Sample input: examples/sample-runbook.md.
Architecture
┌────────────────────────────┐
│ YOU (operator) │
│ nvsx / nvsx run / … │
└─────────────┬──────────────┘
│
┌─────────────────────▼──────────────────────┐
│ nvsx core │
│ ─ runner.py stage loop + hook lifecycle │
│ ─ watcher.py kubectl/mongo pollers │
│ ─ render.py Cinematic / Plain output │
│ ─ schema.py YAML validation │
└─────────────────────┬──────────────────────┘
│
┌───────────────┴────────────────┐
│ │
┌──────────▼──────────┐ ┌────────────▼────────────┐
│ nvsx serve │ │ nvsx run / shell │
│ webhook/poll daemon│ │ manual execution │
└──────────┬──────────┘ └────────────┬────────────┘
│ │
┌──────────────▼────────────────────────────────▼────────────┐
│ YOUR CLUSTER (NVSentinel runs here) │
│ │
│ gpu-health-monitor ─► MongoDB HealthEvents │
│ syslog-health-monitor │
│ fault-quarantine ─► cordons nodes │
│ node-drainer ─► evicts pods │
│ fault-remediation ─► RebootNode / GPUReset CRDs │
│ janitor ─► executes CRDs │
└────────────────────────────────────────────────────────────┘
Key invariant: nvsx never writes to the cluster except through a runbook's declared action.script. Cordoning, taints, and CRDs are NVSentinel's job — nvsx observes and orchestrates.
Repo layout
nvsx/
├── nvsx # bash launcher (clone-and-run)
├── pyproject.toml # also installable via pip
├── src/nvsx/ # Python package
│ ├── cli.py # Typer dispatcher
│ ├── runner.py # stage loop + hook lifecycle
│ ├── watcher.py # kubectl/mongo pollers (8 kinds)
│ ├── render.py # Cinematic + Plain renderers
│ ├── schema.py # pydantic Runbook model
│ ├── doctor.py # readiness checks
│ ├── repl.py # `nvsx` / `nvsx shell`
│ ├── server.py # `nvsx serve` (webhook + poll)

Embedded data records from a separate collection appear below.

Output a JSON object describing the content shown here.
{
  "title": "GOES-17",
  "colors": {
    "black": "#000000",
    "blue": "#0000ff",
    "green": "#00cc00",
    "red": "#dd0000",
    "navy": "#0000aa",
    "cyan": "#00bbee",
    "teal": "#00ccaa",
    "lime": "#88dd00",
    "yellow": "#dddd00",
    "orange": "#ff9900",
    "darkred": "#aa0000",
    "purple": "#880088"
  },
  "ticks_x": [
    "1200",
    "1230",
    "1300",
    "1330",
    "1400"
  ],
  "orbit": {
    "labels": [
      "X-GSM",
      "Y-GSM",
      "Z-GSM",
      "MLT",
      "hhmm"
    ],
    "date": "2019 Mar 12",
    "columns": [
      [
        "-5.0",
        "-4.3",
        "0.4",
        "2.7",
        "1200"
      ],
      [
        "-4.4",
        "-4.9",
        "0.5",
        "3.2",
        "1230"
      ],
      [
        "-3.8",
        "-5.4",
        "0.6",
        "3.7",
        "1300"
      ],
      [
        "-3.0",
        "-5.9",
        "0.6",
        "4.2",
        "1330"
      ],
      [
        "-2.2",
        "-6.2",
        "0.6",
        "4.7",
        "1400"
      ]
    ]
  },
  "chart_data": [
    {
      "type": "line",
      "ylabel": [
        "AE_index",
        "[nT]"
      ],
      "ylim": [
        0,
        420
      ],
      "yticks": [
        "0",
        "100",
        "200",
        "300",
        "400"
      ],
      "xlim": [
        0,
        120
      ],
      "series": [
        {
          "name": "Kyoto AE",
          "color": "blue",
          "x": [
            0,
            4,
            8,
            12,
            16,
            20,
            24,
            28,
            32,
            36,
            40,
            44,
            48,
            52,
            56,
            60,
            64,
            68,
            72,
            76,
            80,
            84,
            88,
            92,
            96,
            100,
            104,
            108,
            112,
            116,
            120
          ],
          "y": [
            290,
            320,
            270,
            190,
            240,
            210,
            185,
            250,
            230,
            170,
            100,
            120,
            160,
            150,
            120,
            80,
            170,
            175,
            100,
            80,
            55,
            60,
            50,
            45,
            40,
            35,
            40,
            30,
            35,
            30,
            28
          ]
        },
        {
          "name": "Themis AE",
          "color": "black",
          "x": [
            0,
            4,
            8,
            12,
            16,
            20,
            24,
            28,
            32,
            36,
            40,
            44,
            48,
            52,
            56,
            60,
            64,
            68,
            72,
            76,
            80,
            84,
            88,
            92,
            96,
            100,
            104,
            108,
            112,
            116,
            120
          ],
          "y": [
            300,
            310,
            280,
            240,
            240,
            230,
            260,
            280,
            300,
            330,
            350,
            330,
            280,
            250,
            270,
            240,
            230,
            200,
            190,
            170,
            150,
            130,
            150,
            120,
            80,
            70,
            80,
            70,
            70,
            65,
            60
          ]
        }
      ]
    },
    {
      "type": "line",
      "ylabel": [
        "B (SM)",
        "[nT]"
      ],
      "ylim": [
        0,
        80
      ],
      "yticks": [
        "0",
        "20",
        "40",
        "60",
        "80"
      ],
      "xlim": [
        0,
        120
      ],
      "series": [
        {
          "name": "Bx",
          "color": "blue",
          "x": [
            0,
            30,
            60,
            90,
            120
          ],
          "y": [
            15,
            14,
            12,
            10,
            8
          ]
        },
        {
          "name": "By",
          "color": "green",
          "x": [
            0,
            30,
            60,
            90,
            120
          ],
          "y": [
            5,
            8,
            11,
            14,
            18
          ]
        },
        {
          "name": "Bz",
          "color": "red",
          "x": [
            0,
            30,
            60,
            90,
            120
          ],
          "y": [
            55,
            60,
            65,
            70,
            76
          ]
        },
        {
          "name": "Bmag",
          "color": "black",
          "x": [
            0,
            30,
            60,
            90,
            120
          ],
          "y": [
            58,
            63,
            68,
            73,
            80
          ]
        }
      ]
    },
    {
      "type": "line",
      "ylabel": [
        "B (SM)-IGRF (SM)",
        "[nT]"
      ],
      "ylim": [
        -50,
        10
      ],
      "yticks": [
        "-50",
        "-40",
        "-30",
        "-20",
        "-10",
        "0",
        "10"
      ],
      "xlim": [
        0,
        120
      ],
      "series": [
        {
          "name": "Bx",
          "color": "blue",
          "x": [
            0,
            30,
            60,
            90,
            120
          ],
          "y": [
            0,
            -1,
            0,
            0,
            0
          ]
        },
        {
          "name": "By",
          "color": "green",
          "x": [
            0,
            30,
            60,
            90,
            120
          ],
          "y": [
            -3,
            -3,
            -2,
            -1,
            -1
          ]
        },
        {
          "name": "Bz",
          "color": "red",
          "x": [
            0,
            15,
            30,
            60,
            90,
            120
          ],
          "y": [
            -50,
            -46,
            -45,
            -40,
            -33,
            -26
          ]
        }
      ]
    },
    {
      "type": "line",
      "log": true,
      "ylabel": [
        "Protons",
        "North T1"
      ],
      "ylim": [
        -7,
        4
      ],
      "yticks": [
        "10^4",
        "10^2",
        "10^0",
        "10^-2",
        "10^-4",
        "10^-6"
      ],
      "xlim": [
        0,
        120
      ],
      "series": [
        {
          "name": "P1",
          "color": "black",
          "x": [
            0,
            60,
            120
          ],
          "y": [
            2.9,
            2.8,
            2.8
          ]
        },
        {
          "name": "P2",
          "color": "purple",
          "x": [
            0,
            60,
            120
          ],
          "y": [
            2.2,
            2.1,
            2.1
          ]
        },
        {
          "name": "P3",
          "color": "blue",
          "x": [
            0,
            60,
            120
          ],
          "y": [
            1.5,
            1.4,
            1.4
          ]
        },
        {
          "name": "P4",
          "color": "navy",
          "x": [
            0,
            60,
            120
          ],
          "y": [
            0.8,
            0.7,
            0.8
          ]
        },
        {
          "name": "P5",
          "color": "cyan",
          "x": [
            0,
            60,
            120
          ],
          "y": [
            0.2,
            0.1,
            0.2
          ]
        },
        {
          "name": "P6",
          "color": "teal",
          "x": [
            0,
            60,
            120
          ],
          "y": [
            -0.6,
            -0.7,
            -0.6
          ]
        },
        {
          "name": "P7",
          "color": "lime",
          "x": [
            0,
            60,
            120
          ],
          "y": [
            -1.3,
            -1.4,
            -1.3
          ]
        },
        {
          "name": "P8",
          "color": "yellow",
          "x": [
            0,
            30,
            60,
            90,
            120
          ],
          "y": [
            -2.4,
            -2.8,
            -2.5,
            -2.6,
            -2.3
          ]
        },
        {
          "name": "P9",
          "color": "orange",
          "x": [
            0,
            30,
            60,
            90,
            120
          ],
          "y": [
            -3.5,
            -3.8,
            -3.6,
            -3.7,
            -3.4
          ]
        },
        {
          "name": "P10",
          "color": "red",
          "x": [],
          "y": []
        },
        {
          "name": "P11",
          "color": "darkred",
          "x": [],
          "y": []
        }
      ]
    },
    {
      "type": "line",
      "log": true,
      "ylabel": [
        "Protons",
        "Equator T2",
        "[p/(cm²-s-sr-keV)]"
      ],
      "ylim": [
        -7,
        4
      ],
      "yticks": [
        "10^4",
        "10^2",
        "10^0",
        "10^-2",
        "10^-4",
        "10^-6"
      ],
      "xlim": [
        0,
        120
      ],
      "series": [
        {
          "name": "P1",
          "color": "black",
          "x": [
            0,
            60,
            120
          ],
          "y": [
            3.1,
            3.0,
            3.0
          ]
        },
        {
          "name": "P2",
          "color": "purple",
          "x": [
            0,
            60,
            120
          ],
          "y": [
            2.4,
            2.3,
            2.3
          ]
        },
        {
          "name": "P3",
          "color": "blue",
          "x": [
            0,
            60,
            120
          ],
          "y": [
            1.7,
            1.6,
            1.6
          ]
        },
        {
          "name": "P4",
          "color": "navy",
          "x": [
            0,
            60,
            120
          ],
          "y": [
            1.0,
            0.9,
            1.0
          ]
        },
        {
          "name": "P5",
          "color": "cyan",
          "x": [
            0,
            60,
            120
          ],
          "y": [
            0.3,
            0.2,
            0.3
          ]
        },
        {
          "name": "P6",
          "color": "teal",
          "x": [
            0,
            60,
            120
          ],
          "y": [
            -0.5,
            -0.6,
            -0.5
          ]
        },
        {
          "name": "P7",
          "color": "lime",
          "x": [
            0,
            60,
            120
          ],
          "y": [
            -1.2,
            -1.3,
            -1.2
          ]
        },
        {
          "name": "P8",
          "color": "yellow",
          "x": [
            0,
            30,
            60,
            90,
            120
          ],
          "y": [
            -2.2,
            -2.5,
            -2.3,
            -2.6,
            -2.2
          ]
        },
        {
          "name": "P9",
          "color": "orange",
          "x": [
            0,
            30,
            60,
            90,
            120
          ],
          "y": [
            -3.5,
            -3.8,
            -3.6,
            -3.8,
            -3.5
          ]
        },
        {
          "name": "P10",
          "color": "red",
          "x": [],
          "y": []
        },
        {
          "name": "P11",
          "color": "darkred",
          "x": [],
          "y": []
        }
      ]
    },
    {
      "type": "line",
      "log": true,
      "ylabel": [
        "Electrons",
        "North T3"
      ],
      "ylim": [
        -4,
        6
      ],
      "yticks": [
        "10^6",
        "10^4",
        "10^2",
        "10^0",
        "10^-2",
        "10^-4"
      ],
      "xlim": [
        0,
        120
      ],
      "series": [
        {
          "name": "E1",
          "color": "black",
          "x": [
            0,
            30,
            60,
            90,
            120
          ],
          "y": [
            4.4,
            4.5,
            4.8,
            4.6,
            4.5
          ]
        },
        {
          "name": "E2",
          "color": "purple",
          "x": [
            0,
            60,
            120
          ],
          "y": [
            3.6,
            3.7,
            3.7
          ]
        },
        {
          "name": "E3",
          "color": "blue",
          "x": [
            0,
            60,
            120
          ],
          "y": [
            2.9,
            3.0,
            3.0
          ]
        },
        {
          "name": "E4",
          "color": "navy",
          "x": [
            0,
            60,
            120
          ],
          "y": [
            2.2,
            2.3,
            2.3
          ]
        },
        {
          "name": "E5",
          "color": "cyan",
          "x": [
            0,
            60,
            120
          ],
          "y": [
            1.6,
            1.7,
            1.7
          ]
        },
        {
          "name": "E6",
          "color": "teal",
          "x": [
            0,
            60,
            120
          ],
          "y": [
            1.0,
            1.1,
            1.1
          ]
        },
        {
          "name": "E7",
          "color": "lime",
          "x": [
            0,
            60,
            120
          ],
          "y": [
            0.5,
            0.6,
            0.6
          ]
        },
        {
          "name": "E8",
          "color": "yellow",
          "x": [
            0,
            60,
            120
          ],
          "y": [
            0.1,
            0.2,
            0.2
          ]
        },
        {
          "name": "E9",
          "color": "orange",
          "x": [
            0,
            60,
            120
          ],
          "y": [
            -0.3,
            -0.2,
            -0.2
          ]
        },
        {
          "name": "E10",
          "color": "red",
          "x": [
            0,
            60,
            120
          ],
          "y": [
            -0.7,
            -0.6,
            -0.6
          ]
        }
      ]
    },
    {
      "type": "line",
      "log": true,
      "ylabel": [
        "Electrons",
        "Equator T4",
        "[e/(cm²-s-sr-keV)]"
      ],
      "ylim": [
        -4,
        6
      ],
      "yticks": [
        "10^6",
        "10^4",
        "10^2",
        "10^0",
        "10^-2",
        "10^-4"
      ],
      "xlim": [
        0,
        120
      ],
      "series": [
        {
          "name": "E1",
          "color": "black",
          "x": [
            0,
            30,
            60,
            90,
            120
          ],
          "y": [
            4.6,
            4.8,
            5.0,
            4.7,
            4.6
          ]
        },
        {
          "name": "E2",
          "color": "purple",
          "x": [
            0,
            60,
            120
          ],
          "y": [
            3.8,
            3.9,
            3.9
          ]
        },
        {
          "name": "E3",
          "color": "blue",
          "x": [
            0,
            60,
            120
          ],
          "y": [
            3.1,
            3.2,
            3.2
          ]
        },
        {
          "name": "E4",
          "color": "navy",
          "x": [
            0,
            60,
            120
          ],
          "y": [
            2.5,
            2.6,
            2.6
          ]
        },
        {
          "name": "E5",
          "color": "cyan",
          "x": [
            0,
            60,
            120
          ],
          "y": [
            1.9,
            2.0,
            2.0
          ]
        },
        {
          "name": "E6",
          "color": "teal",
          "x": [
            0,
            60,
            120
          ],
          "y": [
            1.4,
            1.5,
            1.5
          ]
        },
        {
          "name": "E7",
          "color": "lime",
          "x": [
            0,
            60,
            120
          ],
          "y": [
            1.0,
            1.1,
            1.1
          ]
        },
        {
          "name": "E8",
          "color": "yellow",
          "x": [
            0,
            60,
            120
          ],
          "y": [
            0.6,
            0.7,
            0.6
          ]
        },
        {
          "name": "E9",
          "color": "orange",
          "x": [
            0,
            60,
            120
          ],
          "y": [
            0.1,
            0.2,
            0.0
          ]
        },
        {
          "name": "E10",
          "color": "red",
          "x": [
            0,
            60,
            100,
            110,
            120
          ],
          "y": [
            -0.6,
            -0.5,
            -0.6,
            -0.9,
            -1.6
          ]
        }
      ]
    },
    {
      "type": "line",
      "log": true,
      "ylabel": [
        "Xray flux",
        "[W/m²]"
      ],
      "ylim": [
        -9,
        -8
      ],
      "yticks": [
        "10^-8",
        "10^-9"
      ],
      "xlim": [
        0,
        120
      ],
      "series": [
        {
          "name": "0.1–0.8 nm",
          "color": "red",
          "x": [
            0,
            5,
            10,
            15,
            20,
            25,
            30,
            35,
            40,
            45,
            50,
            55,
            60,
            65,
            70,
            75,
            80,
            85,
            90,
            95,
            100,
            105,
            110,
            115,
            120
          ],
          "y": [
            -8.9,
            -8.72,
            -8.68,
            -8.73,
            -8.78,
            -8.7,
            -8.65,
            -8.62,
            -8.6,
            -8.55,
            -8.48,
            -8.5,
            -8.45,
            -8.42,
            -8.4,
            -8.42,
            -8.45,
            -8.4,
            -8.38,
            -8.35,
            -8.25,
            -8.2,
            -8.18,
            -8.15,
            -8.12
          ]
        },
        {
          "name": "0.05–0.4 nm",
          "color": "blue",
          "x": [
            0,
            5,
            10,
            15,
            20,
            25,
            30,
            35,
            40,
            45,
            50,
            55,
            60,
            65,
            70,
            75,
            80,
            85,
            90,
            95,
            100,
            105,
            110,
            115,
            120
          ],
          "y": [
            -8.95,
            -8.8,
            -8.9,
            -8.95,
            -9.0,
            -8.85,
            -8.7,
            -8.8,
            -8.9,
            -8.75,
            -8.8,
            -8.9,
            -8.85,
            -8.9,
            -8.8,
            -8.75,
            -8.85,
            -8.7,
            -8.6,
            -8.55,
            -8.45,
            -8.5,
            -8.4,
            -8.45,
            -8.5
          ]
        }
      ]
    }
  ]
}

│ ├── setup.py # `nvsx setup`
│ ├── scaffolder.py # `nvsx init`
│ ├── converter.py # `nvsx convert` (Claude)
│ ├── aliases.py # deterministic node aliases
│ └── presets.py # colors / icons
├── runbooks/
│ ├── gpu-off-bus.yaml # flagship · #rogue-moose
│ ├── thermal-throttle.yaml # stub · #sleepy-panda
│ ├── README.md # schema + how-to-write
│ └── hooks/<runbook>/ # per-runbook hook scripts
├── scripts/ # helpers runbooks call
│ ├── collect-metrics.sh # postmortem artifact collector
│ └── port-forward-all.sh # grafana/prometheus UI helper
└── examples/
└── sample-runbook.md # input for `nvsx convert`
Node aliases
gke-nav-gpu-cluster-t4-pool-8ksx is no one's idea of a memorable name. nvsx deterministically maps every node to an adjective-animal alias — brave-gazelle, rogue-moose, sleepy-panda — using SHA-256 + a 4096-combination word list. Same node always gets the same alias; shown next to the raw name everywhere.
"NVSentinel just cordoned brave-gazelle" is a lot easier to track over Zoom than reading out an 11-character GKE suffix.
Requirements
- Python 3.11+
kubectlon$PATH, with a context pointing at a cluster running NVSentinel- Optional:
uv(the launcher prefers it overpipif present, for faster setup) - Optional:
ANTHROPIC_API_KEY(fornvsx convert)
Explicitly out of scope
- Policy management — no editing NVSentinel CEL rules or Helm values. That's GitOps territory.
- Replacing NVSentinel components — no fault detection, no cordon logic, no remediation. NVSentinel always wins.
- Web dashboard — Grafana exists. The TUI is the UI.
- Multi-cluster / remote execution — assumes current
kubectlcontext, single cluster. - Helm-style YAML templating — only fixed narration vars (
{{elapsed}},{{targetNode}}, etc.). For config, pass env vars to hook scripts.
Contributing
Issues and PRs welcome — especially new runbooks. The easiest way to contribute one:
nvsx init my-fault-scenario # fill in the YAML + hooks git add runbooks/my-fault-scenario.yaml runbooks/hooks/my-fault-scenario/ git commit -m "runbook: my-fault-scenario"
Keep runbooks under ~150 lines. Put logic in hooks, not YAML.
License
MIT. See LICENSE.
MIT is a permissive open-source license: anyone can use, modify, distribute, or sell nvsx — including in commercial or closed-source products — as long as they include the copyright notice and license text. No warranty, no restrictions beyond attribution. It's the standard "use this freely, don't sue us if it breaks" license.
Related
- NVIDIA NVSentinel — the fault detection + remediation system nvsx sits on top of
- NVIDIA DCGM — the GPU telemetry backbone NVSentinel reads
Built on rich, typer, pydantic, anthropic-sdk-python.